More int’l shipping lines calling on Subic Port


subic

Subic port. FILE PHOTO



More shipping lines operating within Southeast Asia have expressed interest to use the Subic Port to move containerized and bulk cargo shipments, the Subic Bay Metropolitan Authority (SBMA) said Thursday.


In a statement, the SBMA said that the commercial vessel MV Sicilia recently arrived at the Subic port.


Three more foreign container ships are expected to arrive and unload at the port within the next few weeks.


SBMA chair Roberto Garcia said in the statement that the container ship MV Sicilia made its maiden voyage on the Xiamen-Subic route recently and unloaded its cargo at the New Container Terminal (NCT) 2.


“The arrival of Sicilia on her maiden voyage to Subic Bay may be a precursor of more good times to come,” Garcia said.


The MV Sicilia, a 927-ton Liberian flag container ship with 21 crewmen and officers, sailed to Manila and then to Subic Bay from Xiamen, China.


The vessel is owned by China-based SITC Container Lines Philippines Inc.


Sicilia unloaded products from Guangxi, Sichuan and Shanghai, all in China, for Orica Philippines in Limay, Bataan; Nestle Philippines Inc. in Cabuyao, Laguna; and Manila World Transport Inc. in Metro Manila, respectively, bringing in 22 containers.


In the same statement, SBMA Seaport Dept. general manager Jerome Martinez said that aside from MV Sicilia, three more foreign container ships would be arriving in Subic direct from their port of departure.


These container ships were not diverted from the Port of Manila as a result of port congestion.


These ships intentionally made the Subic port part of their itinerary, Martinez said.

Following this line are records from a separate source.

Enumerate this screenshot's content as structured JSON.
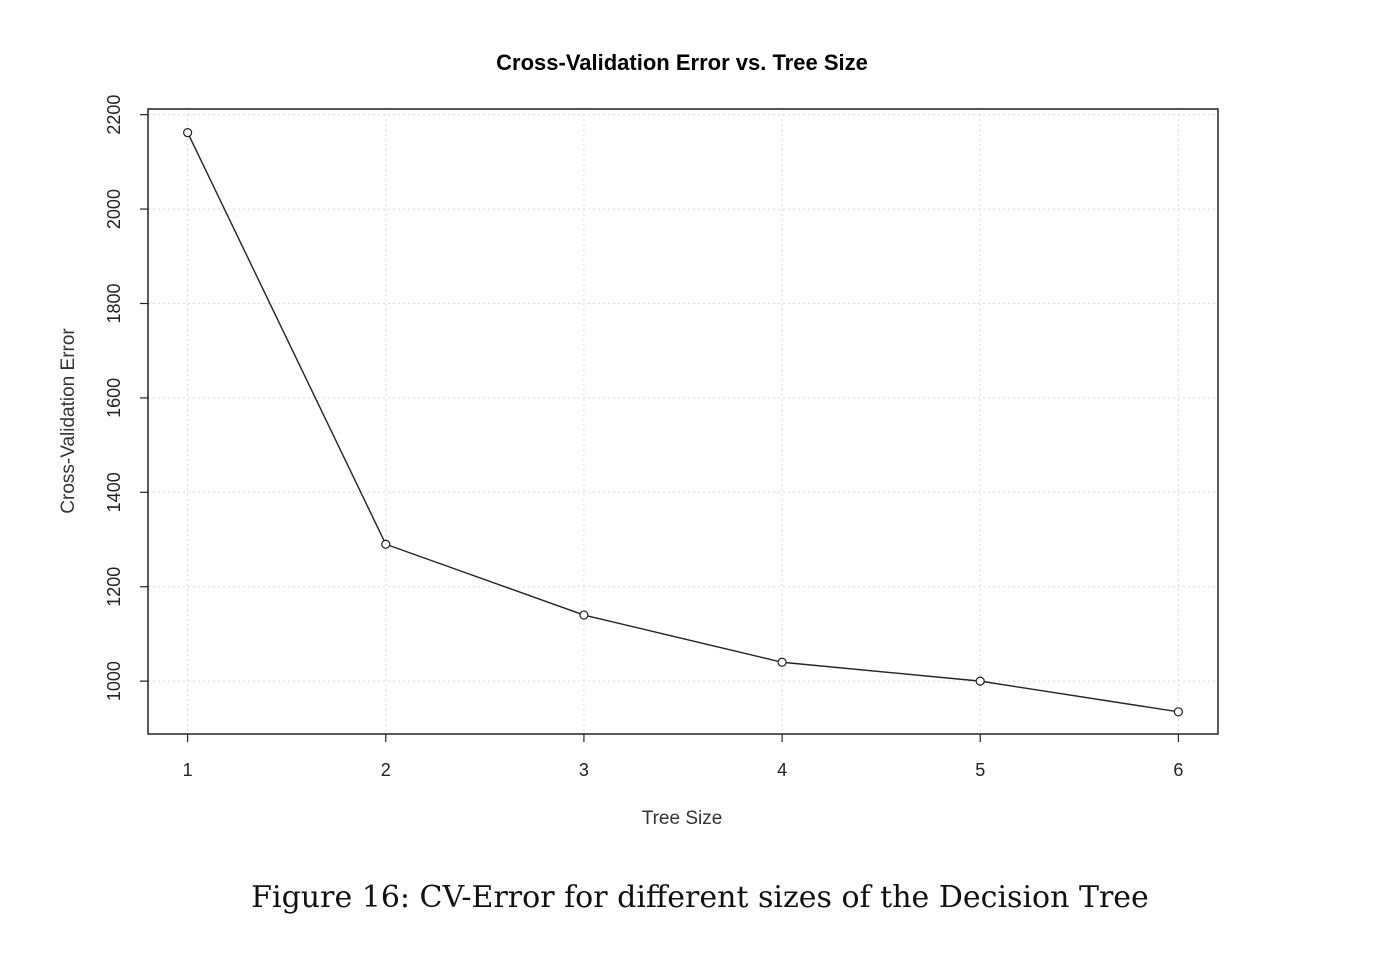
{
  "caption": "Figure 16: CV-Error for different sizes of the Decision Tree",
  "chart_data": {
    "type": "line",
    "title": "Cross-Validation Error vs. Tree Size",
    "xlabel": "Tree Size",
    "ylabel": "Cross-Validation Error",
    "x": [
      1,
      2,
      3,
      4,
      5,
      6
    ],
    "series": [
      {
        "values": [
          2162,
          1290,
          1140,
          1040,
          1000,
          935
        ]
      }
    ],
    "xticks": [
      "1",
      "2",
      "3",
      "4",
      "5",
      "6"
    ],
    "yticks": [
      "1000",
      "1200",
      "1400",
      "1600",
      "1800",
      "2000",
      "2200"
    ],
    "xlim": [
      0.8,
      6.2
    ],
    "ylim": [
      888,
      2212
    ],
    "grid": true,
    "marker": "open-circle",
    "line_color": "#222222",
    "grid_color": "#d9d9d9"
  }
}
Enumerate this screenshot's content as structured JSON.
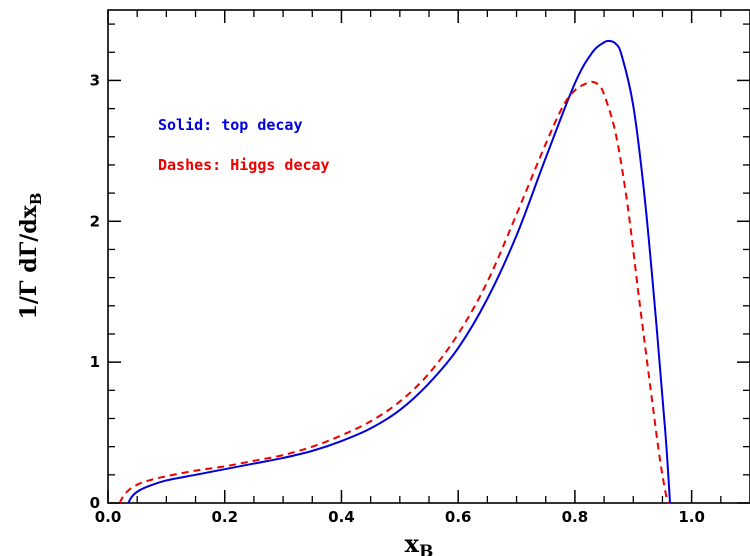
{
  "chart_data": {
    "type": "line",
    "title": "",
    "xlabel": {
      "main": "x",
      "sub": "B"
    },
    "ylabel": {
      "main": "1/Γ dΓ/dx",
      "sub": "B"
    },
    "xlim": [
      0.0,
      1.1
    ],
    "ylim": [
      0.0,
      3.5
    ],
    "x_ticks": [
      "0.0",
      "0.2",
      "0.4",
      "0.6",
      "0.8",
      "1.0"
    ],
    "x_tick_values": [
      0.0,
      0.2,
      0.4,
      0.6,
      0.8,
      1.0
    ],
    "y_ticks": [
      "0",
      "1",
      "2",
      "3"
    ],
    "y_tick_values": [
      0,
      1,
      2,
      3
    ],
    "grid": false,
    "legend_placement": "top-left",
    "annotations": [
      {
        "text": "Solid: top decay",
        "color": "#0000dd"
      },
      {
        "text": "Dashes: Higgs decay",
        "color": "#ee0000"
      }
    ],
    "series": [
      {
        "style": "solid",
        "color": "#0000dd",
        "x": [
          0.035,
          0.04,
          0.05,
          0.07,
          0.1,
          0.15,
          0.2,
          0.25,
          0.3,
          0.35,
          0.4,
          0.45,
          0.5,
          0.55,
          0.6,
          0.65,
          0.7,
          0.75,
          0.8,
          0.83,
          0.85,
          0.86,
          0.87,
          0.88,
          0.9,
          0.92,
          0.94,
          0.955,
          0.963
        ],
        "y": [
          0.0,
          0.04,
          0.08,
          0.12,
          0.16,
          0.2,
          0.24,
          0.28,
          0.32,
          0.37,
          0.44,
          0.53,
          0.66,
          0.85,
          1.1,
          1.45,
          1.9,
          2.45,
          2.98,
          3.2,
          3.27,
          3.28,
          3.26,
          3.18,
          2.82,
          2.15,
          1.25,
          0.5,
          0.0
        ]
      },
      {
        "style": "dashed",
        "color": "#ee0000",
        "x": [
          0.02,
          0.025,
          0.035,
          0.05,
          0.07,
          0.1,
          0.15,
          0.2,
          0.25,
          0.3,
          0.35,
          0.4,
          0.45,
          0.5,
          0.55,
          0.6,
          0.65,
          0.7,
          0.75,
          0.78,
          0.8,
          0.82,
          0.83,
          0.84,
          0.85,
          0.87,
          0.89,
          0.91,
          0.93,
          0.945,
          0.955,
          0.96
        ],
        "y": [
          0.0,
          0.04,
          0.09,
          0.13,
          0.16,
          0.19,
          0.23,
          0.26,
          0.3,
          0.34,
          0.4,
          0.48,
          0.58,
          0.72,
          0.92,
          1.2,
          1.57,
          2.05,
          2.55,
          2.82,
          2.93,
          2.98,
          2.99,
          2.97,
          2.9,
          2.62,
          2.12,
          1.45,
          0.8,
          0.33,
          0.08,
          0.0
        ]
      }
    ]
  }
}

Another shipping company, the NYK Line, is also seriously thinking of establishing a Subic-Singapore route as Singapore will be opening Europe, Africa and Middle East to exporters and importers.

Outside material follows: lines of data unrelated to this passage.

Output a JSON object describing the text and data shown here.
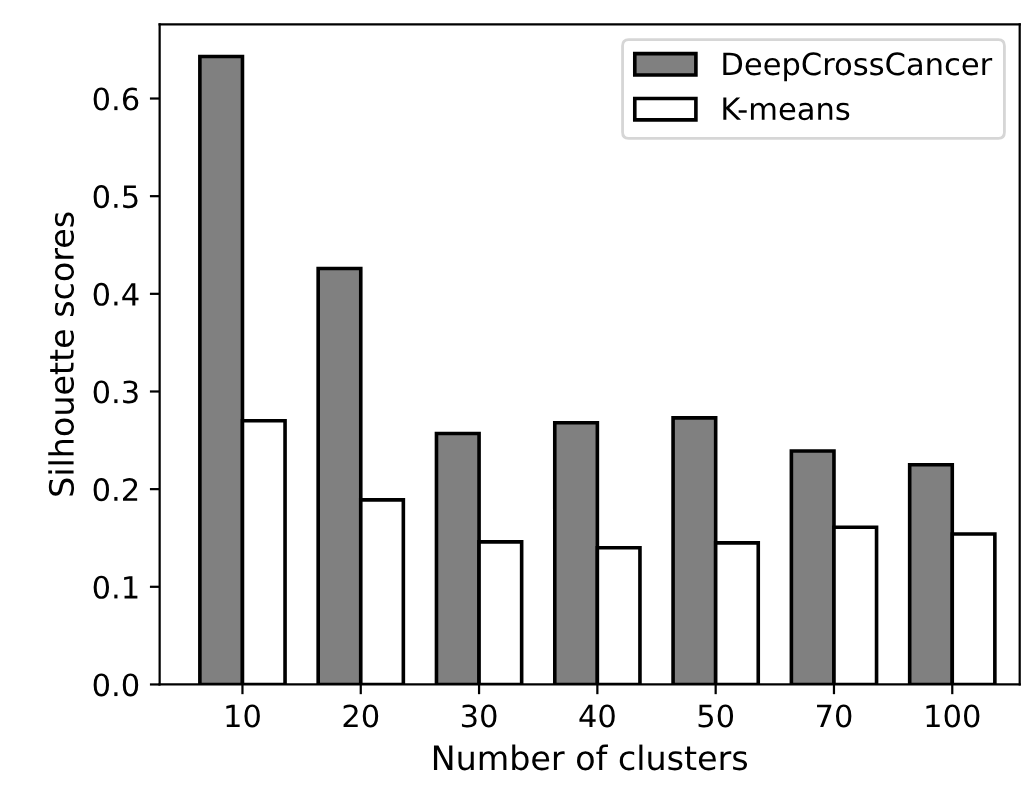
{
  "chart_data": {
    "type": "bar",
    "xlabel": "Number of clusters",
    "ylabel": "Silhouette scores",
    "categories": [
      "10",
      "20",
      "30",
      "40",
      "50",
      "70",
      "100"
    ],
    "series": [
      {
        "name": "DeepCrossCancer",
        "color": "#808080",
        "values": [
          0.643,
          0.426,
          0.257,
          0.268,
          0.273,
          0.239,
          0.225
        ]
      },
      {
        "name": "K-means",
        "color": "#ffffff",
        "values": [
          0.27,
          0.189,
          0.146,
          0.14,
          0.145,
          0.161,
          0.154
        ]
      }
    ],
    "ylim": [
      0,
      0.676
    ],
    "yticks": [
      {
        "value": 0,
        "label": "0.0"
      },
      0.1,
      0.2,
      0.3,
      0.4,
      0.5,
      0.6
    ],
    "legend": "top right",
    "grid": false
  }
}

Garcia earlier reported that there was a proposal for a Shanghai-Subic route so that ships would no longer pass through Kaohsiung.


With more ships calling on Subic, which used to be an American naval facility, Garcia hoped that the cargo volume at the Subic’s container port would almost double to 70,000 twenty-foot equivalent units (TEUs) from only 38,000 TEUs in 2013.

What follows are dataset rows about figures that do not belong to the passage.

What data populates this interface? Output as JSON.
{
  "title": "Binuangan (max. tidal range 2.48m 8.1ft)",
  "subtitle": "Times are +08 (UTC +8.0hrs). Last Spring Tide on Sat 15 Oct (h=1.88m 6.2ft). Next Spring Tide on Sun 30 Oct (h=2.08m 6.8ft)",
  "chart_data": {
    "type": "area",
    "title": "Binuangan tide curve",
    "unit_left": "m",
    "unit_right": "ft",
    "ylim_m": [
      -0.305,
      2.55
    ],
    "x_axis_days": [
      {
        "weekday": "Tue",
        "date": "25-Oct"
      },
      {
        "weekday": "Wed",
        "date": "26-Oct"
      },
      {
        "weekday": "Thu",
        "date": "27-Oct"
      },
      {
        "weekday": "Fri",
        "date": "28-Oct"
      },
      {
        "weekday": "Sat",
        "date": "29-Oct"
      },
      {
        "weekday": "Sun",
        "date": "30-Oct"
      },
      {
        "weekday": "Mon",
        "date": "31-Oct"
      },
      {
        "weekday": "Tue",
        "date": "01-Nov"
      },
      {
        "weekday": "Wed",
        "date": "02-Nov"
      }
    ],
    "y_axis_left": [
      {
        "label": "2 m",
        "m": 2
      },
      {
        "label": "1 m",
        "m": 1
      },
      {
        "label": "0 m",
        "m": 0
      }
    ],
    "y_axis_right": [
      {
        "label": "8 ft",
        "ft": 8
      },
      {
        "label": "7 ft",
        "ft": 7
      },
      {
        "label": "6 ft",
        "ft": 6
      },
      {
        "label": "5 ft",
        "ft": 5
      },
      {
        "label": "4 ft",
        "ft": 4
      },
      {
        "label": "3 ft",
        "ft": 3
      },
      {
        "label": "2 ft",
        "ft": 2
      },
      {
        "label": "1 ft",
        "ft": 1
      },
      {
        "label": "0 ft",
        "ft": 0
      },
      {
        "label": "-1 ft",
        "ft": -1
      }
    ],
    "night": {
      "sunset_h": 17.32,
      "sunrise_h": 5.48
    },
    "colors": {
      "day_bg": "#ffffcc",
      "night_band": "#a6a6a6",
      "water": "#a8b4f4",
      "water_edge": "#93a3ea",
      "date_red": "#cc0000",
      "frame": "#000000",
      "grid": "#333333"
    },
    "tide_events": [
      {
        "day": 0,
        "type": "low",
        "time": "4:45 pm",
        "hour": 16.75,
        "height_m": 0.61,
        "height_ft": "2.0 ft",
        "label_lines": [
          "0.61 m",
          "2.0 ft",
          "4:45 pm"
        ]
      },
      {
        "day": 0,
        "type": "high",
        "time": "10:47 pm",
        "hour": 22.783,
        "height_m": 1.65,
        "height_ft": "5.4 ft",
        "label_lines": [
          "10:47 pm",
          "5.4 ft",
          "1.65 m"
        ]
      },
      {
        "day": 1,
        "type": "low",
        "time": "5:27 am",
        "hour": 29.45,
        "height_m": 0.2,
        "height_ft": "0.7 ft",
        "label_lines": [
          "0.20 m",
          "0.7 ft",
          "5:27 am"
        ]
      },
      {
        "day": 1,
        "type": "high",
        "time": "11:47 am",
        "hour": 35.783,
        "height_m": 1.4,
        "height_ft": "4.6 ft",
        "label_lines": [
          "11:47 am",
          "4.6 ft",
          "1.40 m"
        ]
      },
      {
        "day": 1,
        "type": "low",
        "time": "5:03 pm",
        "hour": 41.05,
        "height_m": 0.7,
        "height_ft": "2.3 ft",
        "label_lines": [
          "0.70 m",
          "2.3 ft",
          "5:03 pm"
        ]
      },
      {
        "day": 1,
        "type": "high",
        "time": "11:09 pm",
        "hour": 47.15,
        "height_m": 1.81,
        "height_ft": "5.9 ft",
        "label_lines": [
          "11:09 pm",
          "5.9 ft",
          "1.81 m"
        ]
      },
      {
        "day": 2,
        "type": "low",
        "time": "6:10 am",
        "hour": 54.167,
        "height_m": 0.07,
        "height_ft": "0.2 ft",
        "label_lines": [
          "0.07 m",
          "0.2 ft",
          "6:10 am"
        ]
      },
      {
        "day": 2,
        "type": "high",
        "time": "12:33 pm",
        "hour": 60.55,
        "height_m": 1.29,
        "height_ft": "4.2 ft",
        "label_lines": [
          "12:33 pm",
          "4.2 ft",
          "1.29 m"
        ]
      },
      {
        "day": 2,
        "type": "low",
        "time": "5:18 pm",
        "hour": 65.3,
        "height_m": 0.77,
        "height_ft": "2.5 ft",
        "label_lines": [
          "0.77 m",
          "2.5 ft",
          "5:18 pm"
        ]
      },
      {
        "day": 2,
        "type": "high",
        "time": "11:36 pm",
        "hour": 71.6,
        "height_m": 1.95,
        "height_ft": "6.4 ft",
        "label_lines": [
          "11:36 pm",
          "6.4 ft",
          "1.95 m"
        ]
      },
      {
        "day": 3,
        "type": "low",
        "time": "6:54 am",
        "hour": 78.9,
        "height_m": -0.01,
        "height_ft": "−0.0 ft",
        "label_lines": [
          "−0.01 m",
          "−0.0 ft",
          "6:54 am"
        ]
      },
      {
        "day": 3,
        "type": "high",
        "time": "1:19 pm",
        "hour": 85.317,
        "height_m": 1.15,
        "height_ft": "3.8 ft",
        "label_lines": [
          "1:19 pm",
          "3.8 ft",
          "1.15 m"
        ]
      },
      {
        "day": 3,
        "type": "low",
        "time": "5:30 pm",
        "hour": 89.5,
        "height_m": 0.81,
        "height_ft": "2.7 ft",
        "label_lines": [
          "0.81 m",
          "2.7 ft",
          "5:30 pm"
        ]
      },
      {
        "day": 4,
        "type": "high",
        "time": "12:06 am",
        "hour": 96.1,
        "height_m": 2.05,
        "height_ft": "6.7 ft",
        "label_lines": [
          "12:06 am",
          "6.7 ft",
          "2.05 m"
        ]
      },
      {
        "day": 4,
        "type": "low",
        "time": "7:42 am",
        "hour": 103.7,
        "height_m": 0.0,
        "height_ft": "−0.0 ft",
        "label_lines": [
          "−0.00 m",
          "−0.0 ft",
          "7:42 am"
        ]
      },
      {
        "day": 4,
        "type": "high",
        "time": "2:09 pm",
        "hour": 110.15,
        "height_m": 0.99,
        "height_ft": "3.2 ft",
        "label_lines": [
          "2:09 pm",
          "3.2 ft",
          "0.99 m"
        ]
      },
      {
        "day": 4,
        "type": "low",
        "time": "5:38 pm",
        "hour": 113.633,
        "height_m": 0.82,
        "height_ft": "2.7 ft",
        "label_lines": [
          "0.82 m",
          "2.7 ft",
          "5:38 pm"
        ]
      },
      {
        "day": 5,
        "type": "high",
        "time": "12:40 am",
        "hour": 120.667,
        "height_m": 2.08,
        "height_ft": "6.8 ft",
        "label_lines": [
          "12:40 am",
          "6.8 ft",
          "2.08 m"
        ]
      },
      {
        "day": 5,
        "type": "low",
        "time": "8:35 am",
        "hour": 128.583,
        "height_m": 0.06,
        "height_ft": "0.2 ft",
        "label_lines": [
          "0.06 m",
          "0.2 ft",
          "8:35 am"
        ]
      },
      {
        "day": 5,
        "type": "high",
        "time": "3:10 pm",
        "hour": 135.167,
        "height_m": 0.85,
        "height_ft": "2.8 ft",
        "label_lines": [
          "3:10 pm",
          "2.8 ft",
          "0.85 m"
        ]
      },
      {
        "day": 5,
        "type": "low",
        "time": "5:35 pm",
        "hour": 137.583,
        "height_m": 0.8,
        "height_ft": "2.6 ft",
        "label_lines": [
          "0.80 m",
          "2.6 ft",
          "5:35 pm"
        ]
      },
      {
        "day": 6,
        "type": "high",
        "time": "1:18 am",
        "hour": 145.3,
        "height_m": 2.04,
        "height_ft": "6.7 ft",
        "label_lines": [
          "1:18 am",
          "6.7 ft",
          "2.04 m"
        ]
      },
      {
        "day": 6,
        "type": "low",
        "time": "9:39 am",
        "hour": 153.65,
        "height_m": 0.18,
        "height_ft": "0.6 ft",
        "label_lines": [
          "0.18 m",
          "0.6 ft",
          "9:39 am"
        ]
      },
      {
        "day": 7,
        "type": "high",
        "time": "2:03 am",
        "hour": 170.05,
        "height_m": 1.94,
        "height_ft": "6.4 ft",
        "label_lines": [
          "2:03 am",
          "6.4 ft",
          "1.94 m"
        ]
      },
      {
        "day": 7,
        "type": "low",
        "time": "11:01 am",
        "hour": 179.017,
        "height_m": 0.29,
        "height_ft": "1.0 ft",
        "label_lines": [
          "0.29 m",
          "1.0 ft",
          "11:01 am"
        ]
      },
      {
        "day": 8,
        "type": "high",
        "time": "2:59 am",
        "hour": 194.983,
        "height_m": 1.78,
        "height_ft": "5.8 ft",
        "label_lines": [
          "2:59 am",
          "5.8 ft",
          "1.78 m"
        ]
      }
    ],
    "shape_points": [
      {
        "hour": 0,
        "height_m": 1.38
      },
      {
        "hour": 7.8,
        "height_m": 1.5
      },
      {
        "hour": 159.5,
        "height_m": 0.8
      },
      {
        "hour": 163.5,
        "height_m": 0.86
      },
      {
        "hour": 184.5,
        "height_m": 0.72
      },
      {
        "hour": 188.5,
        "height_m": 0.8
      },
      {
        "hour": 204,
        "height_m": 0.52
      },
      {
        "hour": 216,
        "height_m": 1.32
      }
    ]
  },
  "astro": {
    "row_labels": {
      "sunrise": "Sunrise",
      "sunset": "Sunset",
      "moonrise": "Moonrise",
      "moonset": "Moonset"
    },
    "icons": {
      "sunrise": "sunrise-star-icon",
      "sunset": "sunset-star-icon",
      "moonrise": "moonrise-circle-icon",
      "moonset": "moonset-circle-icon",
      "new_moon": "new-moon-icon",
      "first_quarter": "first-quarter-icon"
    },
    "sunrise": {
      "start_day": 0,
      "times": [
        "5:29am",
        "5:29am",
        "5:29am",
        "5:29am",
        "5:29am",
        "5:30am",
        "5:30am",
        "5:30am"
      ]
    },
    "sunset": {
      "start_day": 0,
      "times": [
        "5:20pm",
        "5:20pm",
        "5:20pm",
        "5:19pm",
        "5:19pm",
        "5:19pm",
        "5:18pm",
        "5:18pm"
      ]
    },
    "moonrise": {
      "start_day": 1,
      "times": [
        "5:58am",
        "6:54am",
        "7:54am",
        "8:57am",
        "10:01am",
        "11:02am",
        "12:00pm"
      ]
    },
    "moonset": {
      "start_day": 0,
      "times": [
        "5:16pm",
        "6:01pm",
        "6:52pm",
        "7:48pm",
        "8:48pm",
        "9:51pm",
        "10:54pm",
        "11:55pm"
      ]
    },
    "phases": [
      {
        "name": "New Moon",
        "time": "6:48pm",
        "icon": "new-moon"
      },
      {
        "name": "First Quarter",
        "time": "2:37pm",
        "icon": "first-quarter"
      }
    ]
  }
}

In preparation for the expected increase in traffic flow at the freeport, the SBMA recently hosted a “Traffic Safety Forum,” aimed at finding ways to prevent traffic build-up along the main route taken by cargo trucks at the freeport.


Subic is the only port on the Western seaboard of the Philippines that can accept a sizable volume of containers.


The Subic port and the Port of Batangas were recently declared as extensions of the Port of Manila under Executive Order 172.


To help entice more shipping lines to use Subic, the SBMA cut its port fees starting Oct. 1, even if this would result in losses of about $10 million to $15 million for the state agency.


These losses represent the difference between the current harbor and berthing fees and the new and reduced rates that will be in effect for six months starting November.


The SBMA reduced the harbor fee at Subic’s new container terminal (NCT) to just $0.008 per gross register tonnage (GRT) from the current $0.046 per GRT. The berthing fee was also reduced to only $0.004 per GRT a day, from the current $0.0345 per GRT a day.


At the end of six months, the rates for both the Subic and Batangas extension ports will increase to $0.041 for the harbor fees and $0.02 for berthing fees.


These fees, however, will still be lower than the regular rates.